How to write BigQuery results to GCS in JSON format using Apache Beam with custom formatting?

Question

I am trying to write BigQuery table records as JSON file in GCS bucket using Apache Beam in python.

I have a BigQuery table - my_project.my_dataset.my_table like this

I wish to write the table records/entries into a JSON file in a GCS bucket location - "gs://my_core_bucket/data/my_data.json"

Format of JSON expected:


[
    {"id":"1","values":{"name":"abc","address":"Mumbai","phn":"1111111111"}},
    {"id":"2","values":{"name":"def","address":"Kolkata","phn":"2222222222"}},
    {"id":"3","values":{"name":"ghi","address":"Chennai","phn":"3333333333"}},
    {"id":"4","values":{"name":"jkl","address":"Delhi","phn":"4444444444"}}
]

But, with my current implementation of apache pipeline I see that the JSON file created has entries like this in file "gs://my_core_bucket/data/my_data.json"

{"id":"1","values":{"name":"abc","address":"Mumbai","phn":"1111111111"}}
{"id":"2","values":{"name":"def","address":"Kolkata","phn":"2222222222"}}
{"id":"3","values":{"name":"ghi","address":"Chennai","phn":"3333333333"}}
{"id":"4","values":{"name":"jkl","address":"Delhi","phn":"4444444444"}}

How do I create a clean JSON file having BigQuery records as JSON array elements ?

Here is my pipeline code.

import os
import json
import logging

import apache_beam as beam
from apache_beam.options.pipeline_options import PipelineOptions


class PrepareData(beam.DoFn):
    def process(self, record):  # sample record - {"id": "1", "name": "abc", "address": "Mumbai", "phn": "1111111111"}        
        rec_columns = [ "id", "name", "address", "phn", "country", "age"]   # all columns of the bigquery table 

        rec_keys = list(record.keys())  # ["id", "name", "address", "phn"]  # columns needed for processing  

        values = {}

        for x in range(len(rec_keys)):
            key = rec_keys[x]

            if key != "id" and key in rec_columns:
                values[key] = record[key]

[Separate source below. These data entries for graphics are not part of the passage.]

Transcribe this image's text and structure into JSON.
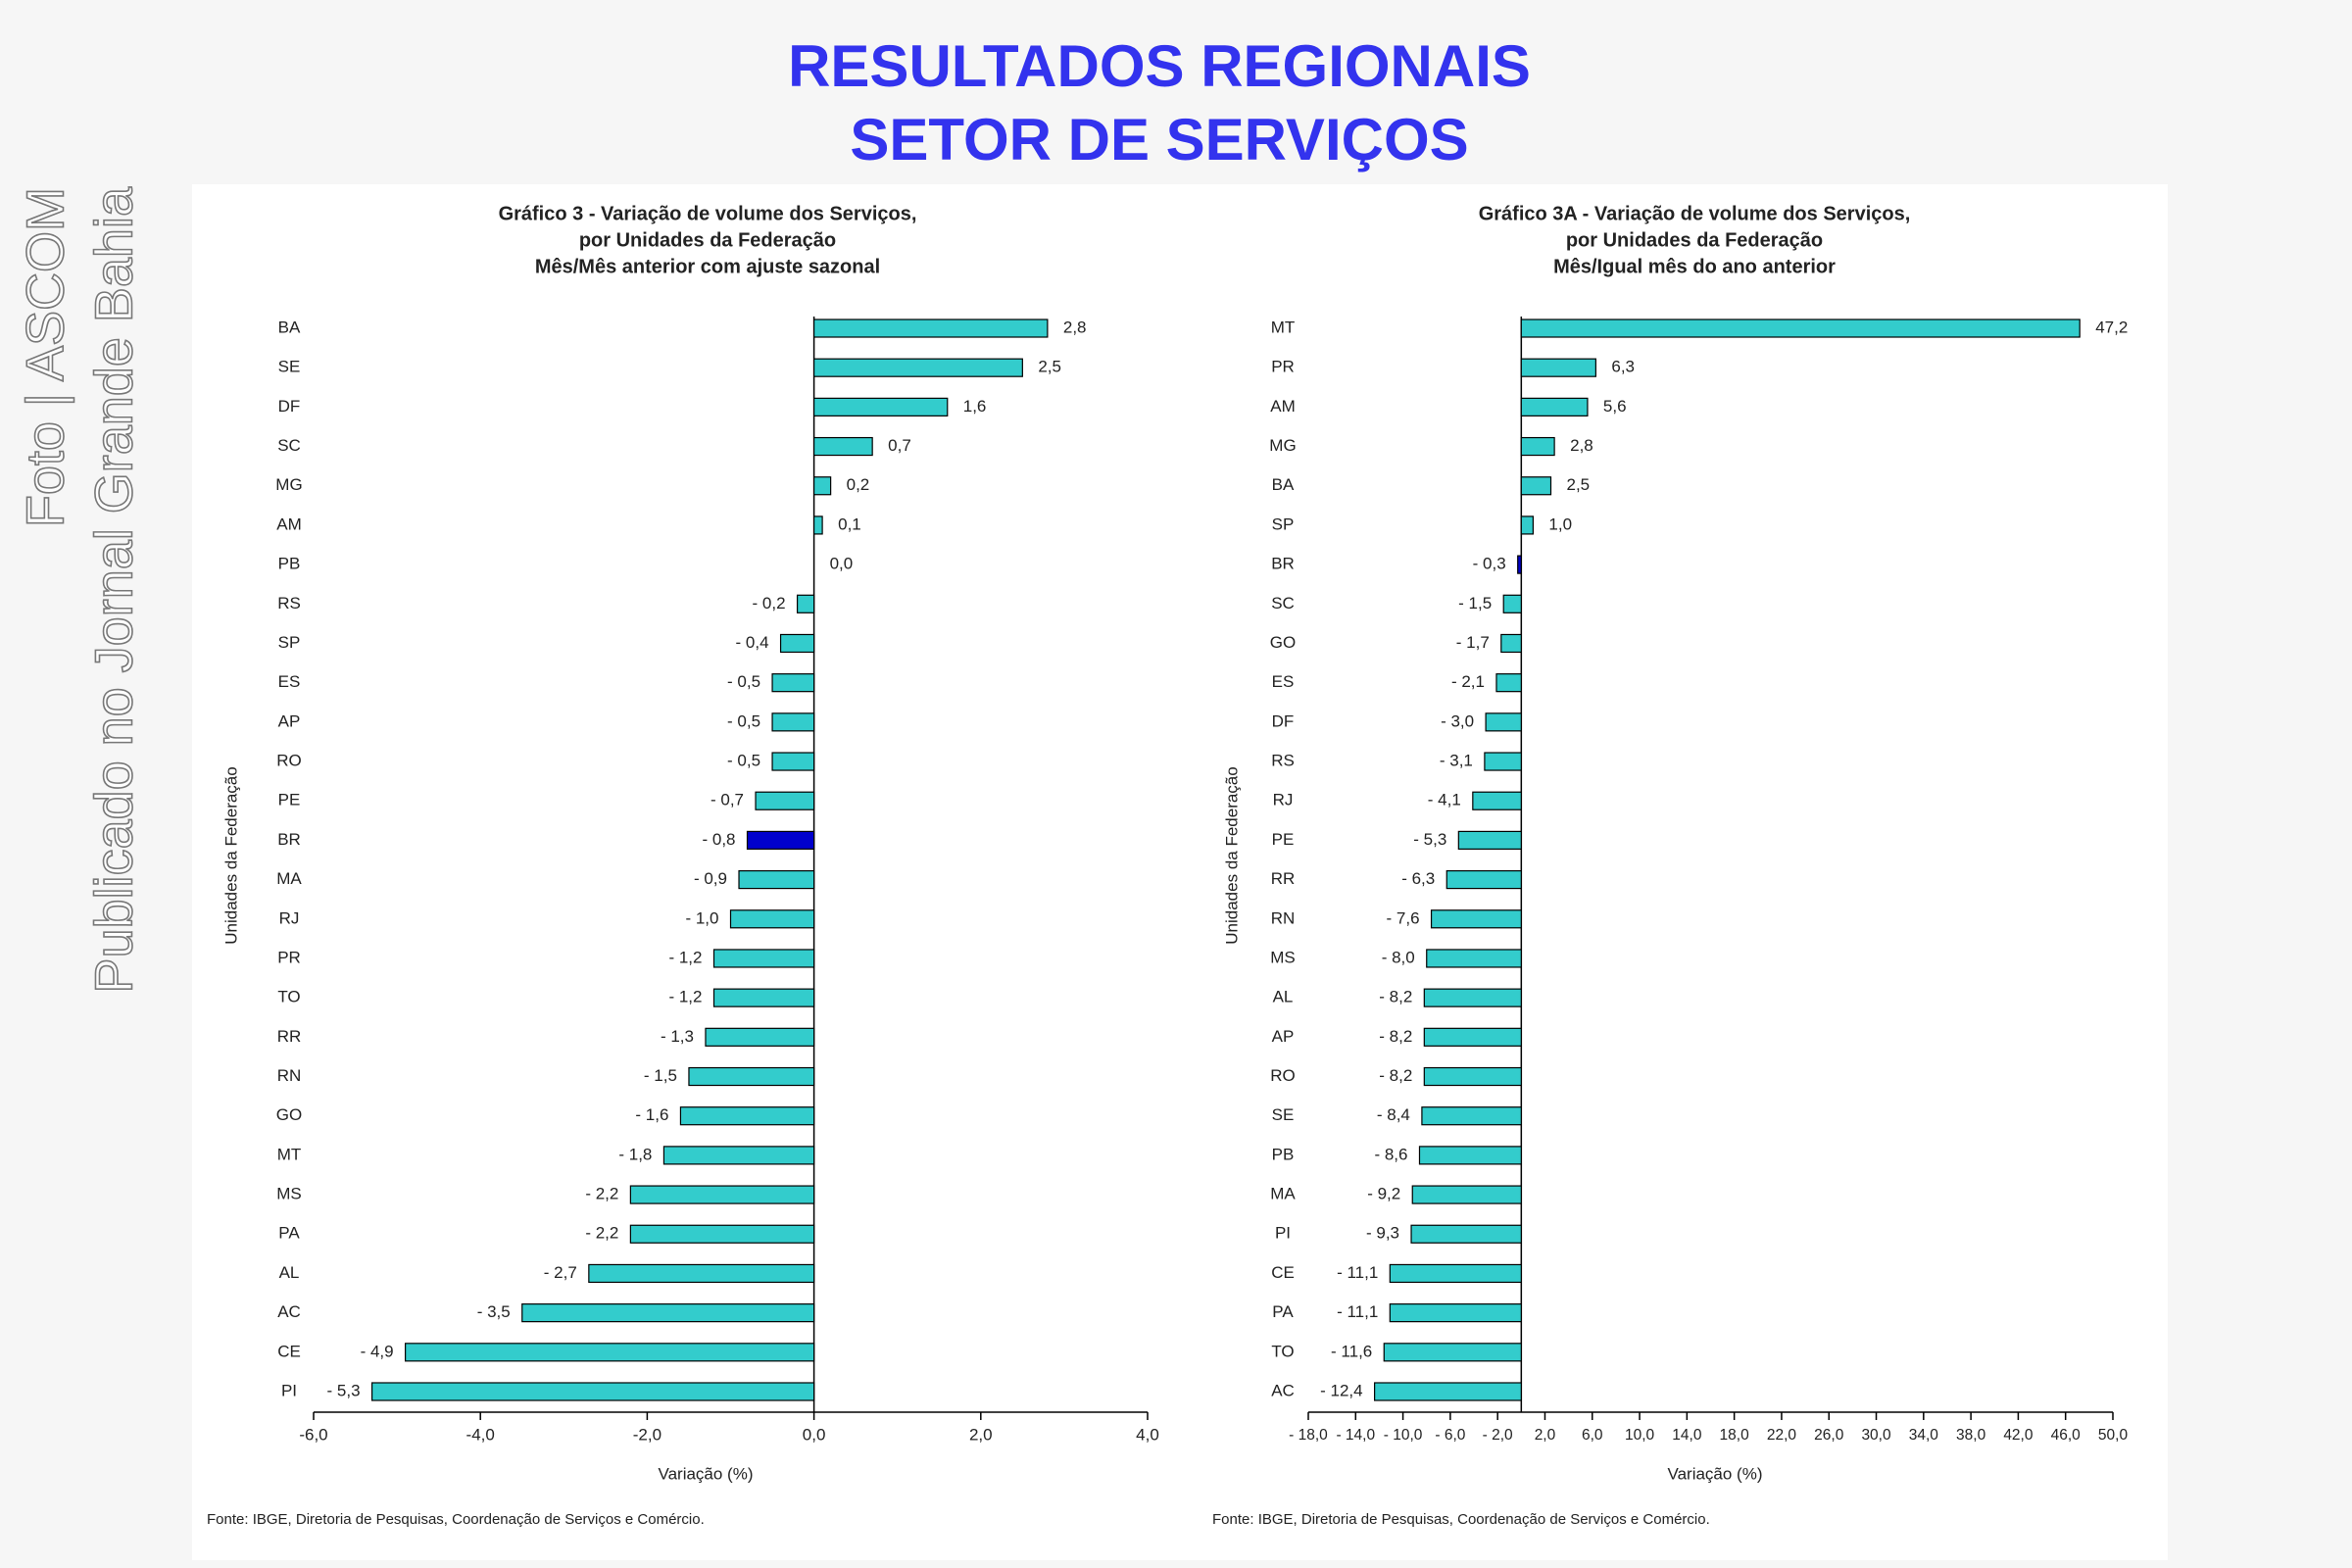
{
  "header": {
    "title_lines": [
      "RESULTADOS REGIONAIS",
      "SETOR DE SERVIÇOS"
    ]
  },
  "watermark": [
    "Foto | ASCOM",
    "Publicado no Jornal Grande Bahia"
  ],
  "chart_data": [
    {
      "type": "barh",
      "title_lines": [
        "Gráfico 3 - Variação de volume dos Serviços,",
        "por Unidades da Federação",
        "Mês/Mês anterior com ajuste sazonal"
      ],
      "x_label": "Variação (%)",
      "y_label": "Unidades da Federação",
      "source": "Fonte: IBGE, Diretoria de Pesquisas, Coordenação de Serviços e Comércio.",
      "categories": [
        "BA",
        "SE",
        "DF",
        "SC",
        "MG",
        "AM",
        "PB",
        "RS",
        "SP",
        "ES",
        "AP",
        "RO",
        "PE",
        "BR",
        "MA",
        "RJ",
        "PR",
        "TO",
        "RR",
        "RN",
        "GO",
        "MT",
        "MS",
        "PA",
        "AL",
        "AC",
        "CE",
        "PI"
      ],
      "values": [
        2.8,
        2.5,
        1.6,
        0.7,
        0.2,
        0.1,
        0.0,
        -0.2,
        -0.4,
        -0.5,
        -0.5,
        -0.5,
        -0.7,
        -0.8,
        -0.9,
        -1.0,
        -1.2,
        -1.2,
        -1.3,
        -1.5,
        -1.6,
        -1.8,
        -2.2,
        -2.2,
        -2.7,
        -3.5,
        -4.9,
        -5.3
      ],
      "value_labels": [
        "2,8",
        "2,5",
        "1,6",
        "0,7",
        "0,2",
        "0,1",
        "0,0",
        "- 0,2",
        "- 0,4",
        "- 0,5",
        "- 0,5",
        "- 0,5",
        "- 0,7",
        "- 0,8",
        "- 0,9",
        "- 1,0",
        "- 1,2",
        "- 1,2",
        "- 1,3",
        "- 1,5",
        "- 1,6",
        "- 1,8",
        "- 2,2",
        "- 2,2",
        "- 2,7",
        "- 3,5",
        "- 4,9",
        "- 5,3"
      ],
      "colors": [
        "#33cccc",
        "#33cccc",
        "#33cccc",
        "#33cccc",
        "#33cccc",
        "#33cccc",
        "#33cccc",
        "#33cccc",
        "#33cccc",
        "#33cccc",
        "#33cccc",
        "#33cccc",
        "#33cccc",
        "#0000cc",
        "#33cccc",
        "#33cccc",
        "#33cccc",
        "#33cccc",
        "#33cccc",
        "#33cccc",
        "#33cccc",
        "#33cccc",
        "#33cccc",
        "#33cccc",
        "#33cccc",
        "#33cccc",
        "#33cccc",
        "#33cccc"
      ],
      "xlim": [
        -6,
        4
      ],
      "xticks": [
        {
          "value": -6,
          "label": "-6,0"
        },
        {
          "value": -4,
          "label": "-4,0"
        },
        {
          "value": -2,
          "label": "-2,0"
        },
        {
          "value": 0,
          "label": "0,0"
        },
        {
          "value": 2,
          "label": "2,0"
        },
        {
          "value": 4,
          "label": "4,0"
        }
      ]
    },
    {
      "type": "barh",
      "title_lines": [
        "Gráfico 3A - Variação de volume dos Serviços,",
        "por Unidades da Federação",
        "Mês/Igual mês do ano anterior"
      ],
      "x_label": "Variação (%)",
      "y_label": "Unidades da Federação",
      "source": "Fonte: IBGE, Diretoria de Pesquisas, Coordenação de Serviços e Comércio.",
      "categories": [
        "MT",
        "PR",
        "AM",
        "MG",
        "BA",
        "SP",
        "BR",
        "SC",
        "GO",
        "ES",
        "DF",
        "RS",
        "RJ",
        "PE",
        "RR",
        "RN",
        "MS",
        "AL",
        "AP",
        "RO",
        "SE",
        "PB",
        "MA",
        "PI",
        "CE",
        "PA",
        "TO",
        "AC"
      ],
      "values": [
        47.2,
        6.3,
        5.6,
        2.8,
        2.5,
        1.0,
        -0.3,
        -1.5,
        -1.7,
        -2.1,
        -3.0,
        -3.1,
        -4.1,
        -5.3,
        -6.3,
        -7.6,
        -8.0,
        -8.2,
        -8.2,
        -8.2,
        -8.4,
        -8.6,
        -9.2,
        -9.3,
        -11.1,
        -11.1,
        -11.6,
        -12.4
      ],
      "value_labels": [
        "47,2",
        "6,3",
        "5,6",
        "2,8",
        "2,5",
        "1,0",
        "- 0,3",
        "- 1,5",
        "- 1,7",
        "- 2,1",
        "- 3,0",
        "- 3,1",
        "- 4,1",
        "- 5,3",
        "- 6,3",
        "- 7,6",
        "- 8,0",
        "- 8,2",
        "- 8,2",
        "- 8,2",
        "- 8,4",
        "- 8,6",
        "- 9,2",
        "- 9,3",
        "- 11,1",
        "- 11,1",
        "- 11,6",
        "- 12,4"
      ],
      "colors": [
        "#33cccc",
        "#33cccc",
        "#33cccc",
        "#33cccc",
        "#33cccc",
        "#33cccc",
        "#0000cc",
        "#33cccc",
        "#33cccc",
        "#33cccc",
        "#33cccc",
        "#33cccc",
        "#33cccc",
        "#33cccc",
        "#33cccc",
        "#33cccc",
        "#33cccc",
        "#33cccc",
        "#33cccc",
        "#33cccc",
        "#33cccc",
        "#33cccc",
        "#33cccc",
        "#33cccc",
        "#33cccc",
        "#33cccc",
        "#33cccc",
        "#33cccc"
      ],
      "xlim": [
        -18,
        50
      ],
      "xticks": [
        {
          "value": -18,
          "label": "- 18,0"
        },
        {
          "value": -14,
          "label": "- 14,0"
        },
        {
          "value": -10,
          "label": "- 10,0"
        },
        {
          "value": -6,
          "label": "- 6,0"
        },
        {
          "value": -2,
          "label": "- 2,0"
        },
        {
          "value": 2,
          "label": "2,0"
        },
        {
          "value": 6,
          "label": "6,0"
        },
        {
          "value": 10,
          "label": "10,0"
        },
        {
          "value": 14,
          "label": "14,0"
        },
        {
          "value": 18,
          "label": "18,0"
        },
        {
          "value": 22,
          "label": "22,0"
        },
        {
          "value": 26,
          "label": "26,0"
        },
        {
          "value": 30,
          "label": "30,0"
        },
        {
          "value": 34,
          "label": "34,0"
        },
        {
          "value": 38,
          "label": "38,0"
        },
        {
          "value": 42,
          "label": "42,0"
        },
        {
          "value": 46,
          "label": "46,0"
        },
        {
          "value": 50,
          "label": "50,0"
        }
      ]
    }
  ]
}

        return [{"id": record['id'], "values": values}]


class MainClass:
    def run_pipe(self):
        try:        
            project = "my_project"
            dataset = "my_dataset"
            table = "my_table"
            region = "us-central1"
            job_name = "create-json-file"
            temp_location = "gs://my_core_bucket/dataflow/temp_location/"
            runner = "DataflowRunner"
            
            # set pipeline options
            argv = [
                f'--project={project}',
                f'--region={region}',
                f'--job_name={job_name}',
                f'--temp_location={temp_location}',
                f'--runner={runner}'
            ]
            
            # json file name
            file_name = "gs://my_core_bucket/data/my_data"

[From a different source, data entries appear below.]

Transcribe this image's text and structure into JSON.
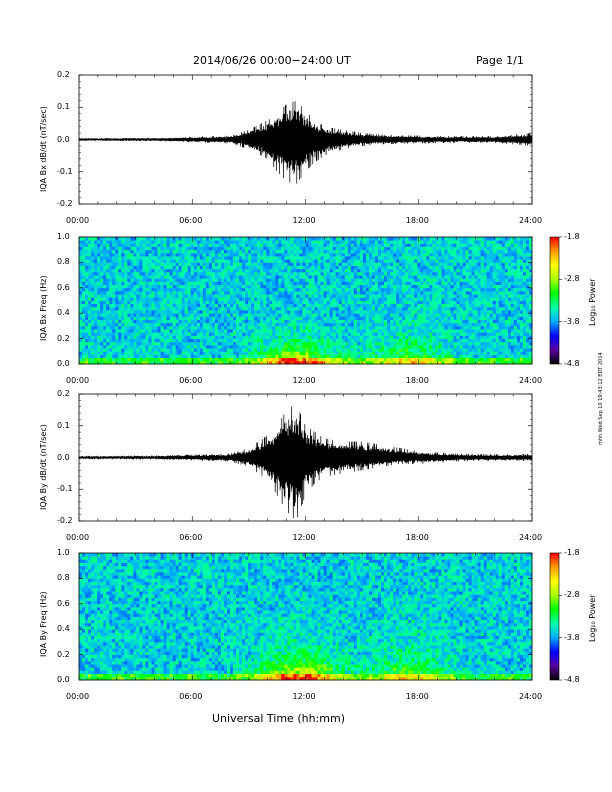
{
  "header": {
    "title": "2014/06/26  00:00−24:00 UT",
    "page": "Page 1/1"
  },
  "footer": {
    "xlabel": "Universal Time (hh:mm)",
    "stamp": "mhh Wed Sep 10 19:43:12 EDT 2014"
  },
  "colorbar": {
    "label": "Log₁₀ Power",
    "ticks": [
      "-1.8",
      "-2.8",
      "-3.8",
      "-4.8"
    ],
    "range": [
      -4.8,
      -1.8
    ],
    "colors": [
      "#000000",
      "#5a00a0",
      "#0000ff",
      "#00aaff",
      "#00ffaa",
      "#00ff00",
      "#aaff00",
      "#ffff00",
      "#ff9900",
      "#ff0000"
    ]
  },
  "chart_data": [
    {
      "type": "line",
      "ylabel": "IQA Bx dB/dt (nT/sec)",
      "xlim": [
        "00:00",
        "24:00"
      ],
      "ylim": [
        -0.2,
        0.2
      ],
      "xticks": [
        "00:00",
        "06:00",
        "12:00",
        "18:00",
        "24:00"
      ],
      "yticks": [
        "0.2",
        "0.1",
        "0.0",
        "-0.1",
        "-0.2"
      ],
      "envelope": {
        "x_hours": [
          0,
          4,
          8,
          9,
          10,
          10.5,
          11,
          11.5,
          12,
          12.5,
          13,
          14,
          15,
          16,
          18,
          20,
          22,
          24
        ],
        "y_max": [
          0.004,
          0.005,
          0.012,
          0.03,
          0.06,
          0.08,
          0.11,
          0.12,
          0.09,
          0.06,
          0.04,
          0.03,
          0.02,
          0.015,
          0.012,
          0.01,
          0.01,
          0.02
        ],
        "y_min": [
          -0.004,
          -0.005,
          -0.012,
          -0.03,
          -0.06,
          -0.1,
          -0.13,
          -0.14,
          -0.1,
          -0.07,
          -0.05,
          -0.03,
          -0.02,
          -0.015,
          -0.012,
          -0.01,
          -0.01,
          -0.02
        ]
      }
    },
    {
      "type": "heatmap",
      "ylabel": "IQA Bx Freq (Hz)",
      "xlim": [
        "00:00",
        "24:00"
      ],
      "ylim": [
        0.0,
        1.0
      ],
      "xticks": [
        "00:00",
        "06:00",
        "12:00",
        "18:00",
        "24:00"
      ],
      "yticks": [
        "1.0",
        "0.8",
        "0.6",
        "0.4",
        "0.2",
        "0.0"
      ],
      "zlim": [
        -4.8,
        -1.8
      ],
      "hotspots": [
        {
          "t_hours": 11.5,
          "f_hz": 0.03,
          "log_power": -2.0
        },
        {
          "t_hours": 17.5,
          "f_hz": 0.05,
          "log_power": -2.8
        }
      ]
    },
    {
      "type": "line",
      "ylabel": "IQA By dB/dt (nT/sec)",
      "xlim": [
        "00:00",
        "24:00"
      ],
      "ylim": [
        -0.2,
        0.2
      ],
      "xticks": [
        "00:00",
        "06:00",
        "12:00",
        "18:00",
        "24:00"
      ],
      "yticks": [
        "0.2",
        "0.1",
        "0.0",
        "-0.1",
        "-0.2"
      ],
      "envelope": {
        "x_hours": [
          0,
          4,
          8,
          9,
          10,
          10.5,
          11,
          11.5,
          12,
          12.5,
          13,
          14,
          15,
          16,
          17,
          18,
          20,
          22,
          24
        ],
        "y_max": [
          0.005,
          0.006,
          0.012,
          0.03,
          0.07,
          0.1,
          0.15,
          0.17,
          0.1,
          0.08,
          0.06,
          0.05,
          0.05,
          0.04,
          0.03,
          0.02,
          0.012,
          0.01,
          0.01
        ],
        "y_min": [
          -0.005,
          -0.006,
          -0.012,
          -0.03,
          -0.07,
          -0.12,
          -0.17,
          -0.2,
          -0.12,
          -0.08,
          -0.06,
          -0.05,
          -0.04,
          -0.03,
          -0.02,
          -0.02,
          -0.012,
          -0.01,
          -0.01
        ]
      }
    },
    {
      "type": "heatmap",
      "ylabel": "IQA By Freq (Hz)",
      "xlim": [
        "00:00",
        "24:00"
      ],
      "ylim": [
        0.0,
        1.0
      ],
      "xticks": [
        "00:00",
        "06:00",
        "12:00",
        "18:00",
        "24:00"
      ],
      "yticks": [
        "1.0",
        "0.8",
        "0.6",
        "0.4",
        "0.2",
        "0.0"
      ],
      "zlim": [
        -4.8,
        -1.8
      ],
      "hotspots": [
        {
          "t_hours": 11.7,
          "f_hz": 0.05,
          "log_power": -2.0
        },
        {
          "t_hours": 17.5,
          "f_hz": 0.07,
          "log_power": -2.8
        }
      ]
    }
  ]
}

            # create pipeline 
            p = beam.Pipeline(argv=argv)

            # query to read table data
            query = f"SELECT id, name, address, phn FROM `{project}.{dataset}.{table}` LIMIT 4"

            bq_data = p | 'Read Table' >> beam.io.Read(beam.io.ReadFromBigQuery(query=query, use_standard_sql=True))

            # bq_data will be in the form 
            # {"id": "1", "name": "abc", "address": "Mumbai", "phn": "1111111111"}
            # {"id": "2", "name": "def", "address": "Kolkata", "phn": "2222222222"}
            # {"id": "3", "name": "ghi", "address": "Chennai", "phn": "3333333333"}
            # {"id": "4", "name": "jkl", "address": "Delhi", "phn": "4444444444"}
            
            # alter data in the form needed for downstream process
            prepared_data = bq_data | beam.ParDo(PrepareData())

            # write formatted pcollection as JSON file
            prepared_data | 'JSON format' >> beam.Map(json.dumps)
            prepared_data | 'Write Output' >> beam.io.WriteToText(file_name, file_name_suffix=".json", shard_name_template='')

            # execute pipeline
            p.run().wait_until_finish()
        except Exception as e:
            logging.error(f"Exception in run_pipe - {str(e)}")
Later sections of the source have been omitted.